/tosback-crawler

Tracks and makes visible changes to the Terms Of Service of the main online services.

Primary LanguageJavaScriptEuropean Union Public License 1.2EUPL-1.2

This code powers tosback.org (a job on the crontab of the tosback3 user runs ./run.sh once every day, see ./run.sh-example for a version of that script with the MySQL password removed). It was forked from https://github.com/ambanum/CGUs. See the README there for more details about the code!

It will also feeds into edit.tosdr.org which feeds into tosdr.org. For that, until now I use:

export MYSQL_HOST=localhost
export MYSQL_USER=root
export MYSQL_PASSWORD="..."
export MYSQL_DATABASE=tosback
export PSQL_CONNECTION_STRING="..."
node src/test.js

There is also an admin script that I use for maintenance on the edit-tosdr-org production database.
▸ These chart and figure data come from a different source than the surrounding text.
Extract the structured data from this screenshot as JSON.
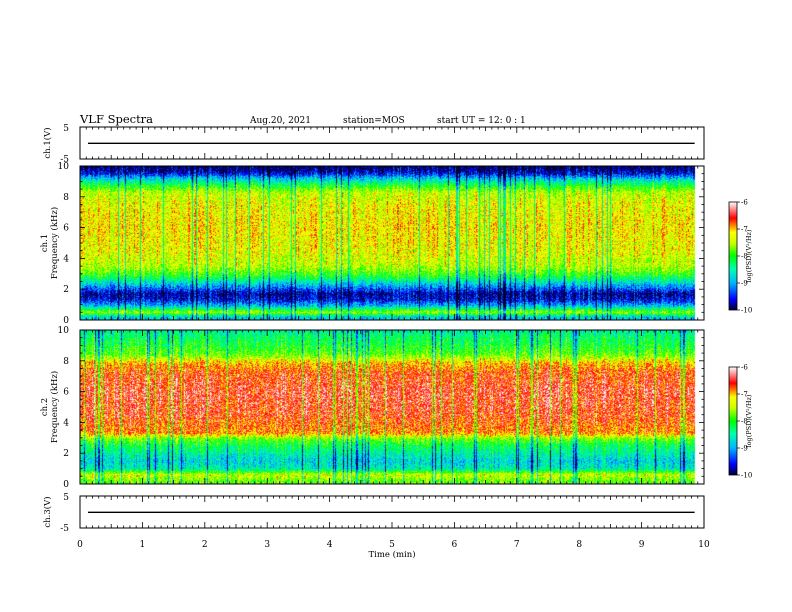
{
  "header": {
    "title": "VLF Spectra",
    "date": "Aug.20, 2021",
    "station": "station=MOS",
    "start_ut": "start UT =  12: 0  : 1"
  },
  "chart_data": [
    {
      "type": "line",
      "name": "ch1-waveform",
      "ylabel": "ch.1(V)",
      "ylim": [
        -5,
        5
      ],
      "yticks": [
        5,
        -5
      ],
      "baseline_value": 0.0,
      "xlim": [
        0,
        10
      ]
    },
    {
      "type": "heatmap",
      "name": "ch1-spectrogram",
      "ylabel_top": "ch.1",
      "ylabel": "Frequency (kHz)",
      "ylim": [
        0,
        10
      ],
      "yticks": [
        "0",
        "2",
        "4",
        "6",
        "8",
        "10"
      ],
      "xlim": [
        0,
        10
      ],
      "data_end_min": 9.85,
      "colorbar": {
        "range": [
          -10,
          -6
        ],
        "ticks": [
          "-6",
          "-7",
          "-8",
          "-9",
          "-10"
        ],
        "label": "log(PSD)(V²/Hz)"
      },
      "frequency_profile": [
        {
          "f": 0.2,
          "v": -8.8
        },
        {
          "f": 0.5,
          "v": -7.6
        },
        {
          "f": 0.9,
          "v": -8.9
        },
        {
          "f": 1.3,
          "v": -9.6
        },
        {
          "f": 1.7,
          "v": -9.8
        },
        {
          "f": 2.1,
          "v": -9.2
        },
        {
          "f": 2.5,
          "v": -8.6
        },
        {
          "f": 2.9,
          "v": -8.0
        },
        {
          "f": 3.5,
          "v": -7.5
        },
        {
          "f": 4.5,
          "v": -7.3
        },
        {
          "f": 6.0,
          "v": -7.2
        },
        {
          "f": 7.5,
          "v": -7.3
        },
        {
          "f": 8.3,
          "v": -7.5
        },
        {
          "f": 8.8,
          "v": -8.2
        },
        {
          "f": 9.2,
          "v": -8.9
        },
        {
          "f": 9.5,
          "v": -9.6
        },
        {
          "f": 9.8,
          "v": -9.9
        }
      ]
    },
    {
      "type": "heatmap",
      "name": "ch2-spectrogram",
      "ylabel_top": "ch.2",
      "ylabel": "Frequency (kHz)",
      "ylim": [
        0,
        10
      ],
      "yticks": [
        "0",
        "2",
        "4",
        "6",
        "8",
        "10"
      ],
      "xlim": [
        0,
        10
      ],
      "data_end_min": 9.85,
      "colorbar": {
        "range": [
          -10,
          -6
        ],
        "ticks": [
          "-6",
          "-7",
          "-8",
          "-9",
          "-10"
        ],
        "label": "log(PSD)(V²/Hz)"
      },
      "frequency_profile": [
        {
          "f": 0.2,
          "v": -7.8
        },
        {
          "f": 0.6,
          "v": -7.4
        },
        {
          "f": 1.0,
          "v": -8.6
        },
        {
          "f": 1.5,
          "v": -8.8
        },
        {
          "f": 2.0,
          "v": -8.5
        },
        {
          "f": 2.5,
          "v": -8.2
        },
        {
          "f": 2.9,
          "v": -7.8
        },
        {
          "f": 3.3,
          "v": -6.9
        },
        {
          "f": 4.5,
          "v": -6.6
        },
        {
          "f": 6.0,
          "v": -6.5
        },
        {
          "f": 7.3,
          "v": -6.7
        },
        {
          "f": 7.9,
          "v": -7.1
        },
        {
          "f": 8.4,
          "v": -7.8
        },
        {
          "f": 9.0,
          "v": -8.1
        },
        {
          "f": 9.6,
          "v": -8.3
        },
        {
          "f": 9.9,
          "v": -8.5
        }
      ]
    },
    {
      "type": "line",
      "name": "ch3-waveform",
      "ylabel": "ch.3(V)",
      "ylim": [
        -5,
        5
      ],
      "yticks": [
        5,
        -5
      ],
      "baseline_value": 0.0,
      "xlim": [
        0,
        10
      ]
    }
  ],
  "xaxis": {
    "label": "Time (min)",
    "ticks": [
      "0",
      "1",
      "2",
      "3",
      "4",
      "5",
      "6",
      "7",
      "8",
      "9",
      "10"
    ]
  }
}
For instance, to merge document 123 into document 456, as userId 789, run:

export PSQL_CONNECTION_STRING="..."
node src/eto-admin.js 789 merge_documents 456 789

And to update the crawl for the Twitter PP and check quotes, as userId 789, run:

export PSQL_CONNECTION_STRING="..."
node src/eto-admin.js 789 update_crawl 90 ../tosback2/crawl_reviewed/twitter.com/Privacy\ Policy.txt

To only check quotes of document 90, as userId 789, run:

export PSQL_CONNECTION_STRING="..."
node src/eto-admin.js 789 check_quotes 90

To check quotes of all documents, as userId 789, run:

export PSQL_CONNECTION_STRING="..."
node src/eto-admin.js 789 check_quotes